# als uncool gelten



## olgamar

¡Hola!

Me gustaría saber cómo dirían en España "als uncool gelten".

¡Gracias!


----------



## elroy

¿Cuál es el contexto?  ¿Y cómo lo dirías en Colombia? 

Podría ser por ejemplo _considerarse uncool _(si es que no se quiere traducir la palabra inglesa _uncool_): 

_Das gilt als uncool. _-_ Eso se considera uncool._


----------



## olgamar

El contexto es de un niño que no quiere parecer "uncool" porque le gusta ir a misa. 
En Colombia diríamos por ejemplo "ñoño", pero no sé si en España usen esa expresión...
¿la conoces?


----------



## Sidjanga

Sí, la palabra "ñoño" la usan también en España; una amiga mía de allá la usaba de vez en cuando, pero no creo que esto sea lo que vos buscás.
Ella se refería con esto a chicos un poco sensibleros y mimados.
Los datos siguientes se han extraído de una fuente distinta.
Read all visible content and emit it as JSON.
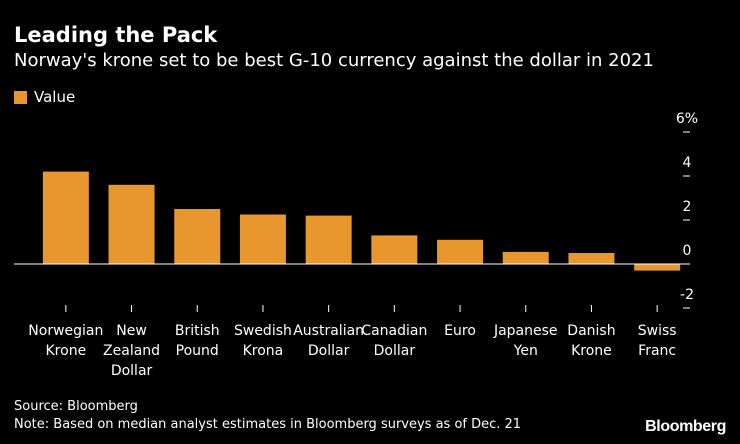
{
  "header": {
    "title": "Leading the Pack",
    "subtitle": "Norway's krone set to be best G-10 currency against the dollar in 2021"
  },
  "legend": {
    "label": "Value"
  },
  "footer": {
    "source": "Source: Bloomberg",
    "note": "Note: Based on median analyst estimates in Bloomberg surveys as of Dec. 21",
    "brand": "Bloomberg"
  },
  "colors": {
    "bar": "#E8962E",
    "background": "#000000",
    "text": "#FFFFFF",
    "axis": "#FFFFFF"
  },
  "chart_data": {
    "type": "bar",
    "title": "Leading the Pack",
    "subtitle": "Norway's krone set to be best G-10 currency against the dollar in 2021",
    "xlabel": "",
    "ylabel": "",
    "ylim": [
      -2,
      6
    ],
    "yticks": [
      -2,
      0,
      2,
      4,
      6
    ],
    "ytick_labels": [
      "-2",
      "0",
      "2",
      "4",
      "6%"
    ],
    "y_axis_side": "right",
    "legend_position": "top-left",
    "categories": [
      [
        "Norwegian",
        "Krone"
      ],
      [
        "New",
        "Zealand",
        "Dollar"
      ],
      [
        "British",
        "Pound"
      ],
      [
        "Swedish",
        "Krona"
      ],
      [
        "Australian",
        "Dollar"
      ],
      [
        "Canadian",
        "Dollar"
      ],
      [
        "Euro"
      ],
      [
        "Japanese",
        "Yen"
      ],
      [
        "Danish",
        "Krone"
      ],
      [
        "Swiss",
        "Franc"
      ]
    ],
    "series": [
      {
        "name": "Value",
        "values": [
          4.2,
          3.6,
          2.5,
          2.25,
          2.2,
          1.3,
          1.1,
          0.55,
          0.5,
          -0.3
        ]
      }
    ]
  }
}
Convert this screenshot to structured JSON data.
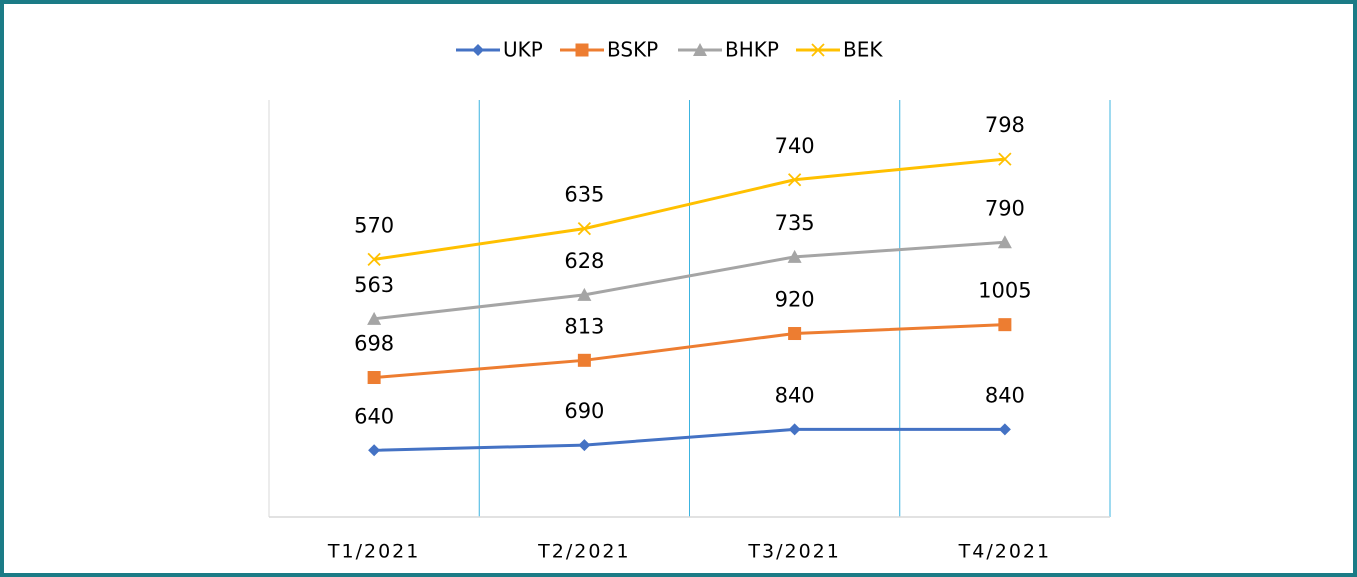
{
  "chart_data": {
    "type": "line",
    "stacked": true,
    "categories": [
      "T1/2021",
      "T2/2021",
      "T3/2021",
      "T4/2021"
    ],
    "ylim": [
      0,
      4000
    ],
    "legend": "top",
    "series": [
      {
        "name": "UKP",
        "color": "#4472c4",
        "marker": "diamond",
        "values": [
          640,
          690,
          840,
          840
        ]
      },
      {
        "name": "BSKP",
        "color": "#ed7d31",
        "marker": "square",
        "values": [
          698,
          813,
          920,
          1005
        ]
      },
      {
        "name": "BHKP",
        "color": "#a5a5a5",
        "marker": "triangle",
        "values": [
          563,
          628,
          735,
          790
        ]
      },
      {
        "name": "BEK",
        "color": "#ffc000",
        "marker": "x",
        "values": [
          570,
          635,
          740,
          798
        ]
      }
    ]
  }
}
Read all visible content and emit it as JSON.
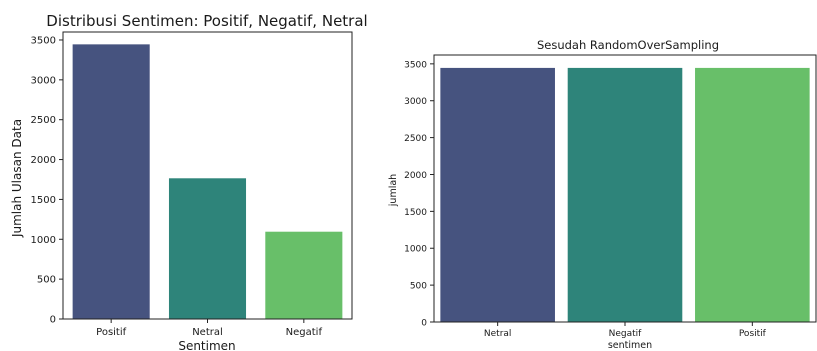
{
  "chart_data": [
    {
      "type": "bar",
      "title": "Distribusi Sentimen: Positif, Negatif, Netral",
      "xlabel": "Sentimen",
      "ylabel": "Jumlah Ulasan Data",
      "categories": [
        "Positif",
        "Netral",
        "Negatif"
      ],
      "values": [
        3445,
        1765,
        1095
      ],
      "colors": [
        "#46537f",
        "#2e847a",
        "#68bf69"
      ],
      "ylim": [
        0,
        3600
      ],
      "yticks": [
        0,
        500,
        1000,
        1500,
        2000,
        2500,
        3000,
        3500
      ],
      "grid": false,
      "legend": "none"
    },
    {
      "type": "bar",
      "title": "Sesudah RandomOverSampling",
      "xlabel": "sentimen",
      "ylabel": "jumlah",
      "categories": [
        "Netral",
        "Negatif",
        "Positif"
      ],
      "values": [
        3445,
        3445,
        3445
      ],
      "colors": [
        "#46537f",
        "#2e847a",
        "#68bf69"
      ],
      "ylim": [
        0,
        3620
      ],
      "yticks": [
        0,
        500,
        1000,
        1500,
        2000,
        2500,
        3000,
        3500
      ],
      "grid": false,
      "legend": "none"
    }
  ]
}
¿Qué tal simplemente "es un / no quiere parecer un *pesado*/aburrido"?

En otros contextos lo que dicen mucho (de cosas, actividades, lugares,..) es "esto mola / no mola", pero no estoy segura si se puede decir también de personas.


Otra posibilidad sería continuar la charla esta en Sólo Español.

Saludos


----------



## olgamar

creo que "aburrido" también es una opción, ¡gracias!


----------



## muycuriosa

Hola olgamar:

Me parece que en la universidad nuestro profesor (de Valencia) nos dijo que 'cool' se podía decir 'chulo, chulito'. Asi que - quizás - puedas decir: 'Quería ser (considerado como) chulo / chulito.' No sé si te sirve.

Saludos


----------



## Sidjanga

Chulo _puede_, en determinadas situaciones, significar algo como _"cool_", pero  en principio tiene unas "mil" acepciones, desde bastante positivas a muy negativas, y que varían mucho de zona en zona. Creo que el contexto situacional y sobre todo cultural tendría que estar muy claro para que los destinatarios del texto entendieran el sentido pretendido.

Yo personalmente oí la palabra en sentido positivo (el de "cool": "¡qué chulo!") exclusivamente con respecto a cosas, nunca a personas.

La acepción más típica de Madrid (con respecto a personas) p.ej. es algo como _prepotente_, haciendo referencia a ciertos personajes estereotípicos de la ciudad.


----------



## olgamar

¡Muchas gracias a todos! 

Aún no me decido, pues creo que en este caso es más en el sentido de "tonto" o "aburrido" (como de "uncool geek") al que le gusta ir a misa...


----------